The highest increase in copper production was by Canada’s First Quantum, which, despite all the challenges, reported 10.4% growth in 2020. The company’s Sentinel mine in Zambia and Cobre Panama were key contributors to this growth. While the latter remained under care and maintenance between April and August 2020, it delivered record production levels during the subsequent months.



Codelco, the world’s largest producer of the red metal used in electric vehicles, also bucked the trend.
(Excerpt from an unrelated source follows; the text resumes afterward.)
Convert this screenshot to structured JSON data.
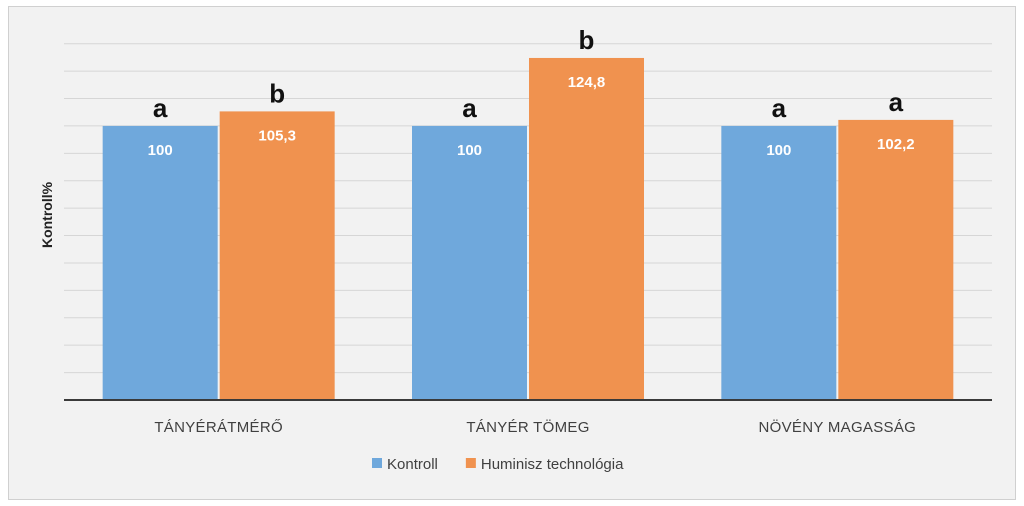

Vinneth Bajaj, Associate Project Manager at GlobalData, commented: “Despite Codelco reporting over 3,400 active cases during July 2020, the company achieved 1.2% growth in its production in 2020. The company implemented a four-phase plan, as part of the COVID-19 measures, to ensure the health and safety of its employees, while also avoiding any significant impact to its copper output.” 

Freeport McMoRan

Although the overall impact was minimal, declines in production were observed from Glencore (8.2%), Antofagasta (4.7%), BHP (3.9%) and Freeport McMoRan (1.3%). Reduced operational workforces due to COVID-19 measures, lower ore grades and production halts due to maintenance were the key disruptors to output during 2020.

Electric Vehicles

The move towards electric vehicles and clean energy from renewables sources such as solar panels and wind turbines has driven the copper price to all-time highs. Copper has been among the best performers over the last month where metals ranging from aluminum to iron ore have surged to their highest prices in years. The rally is being fueled by stimulus measures, near-zero interest rates and signs that economies are recovering from the global pandemic.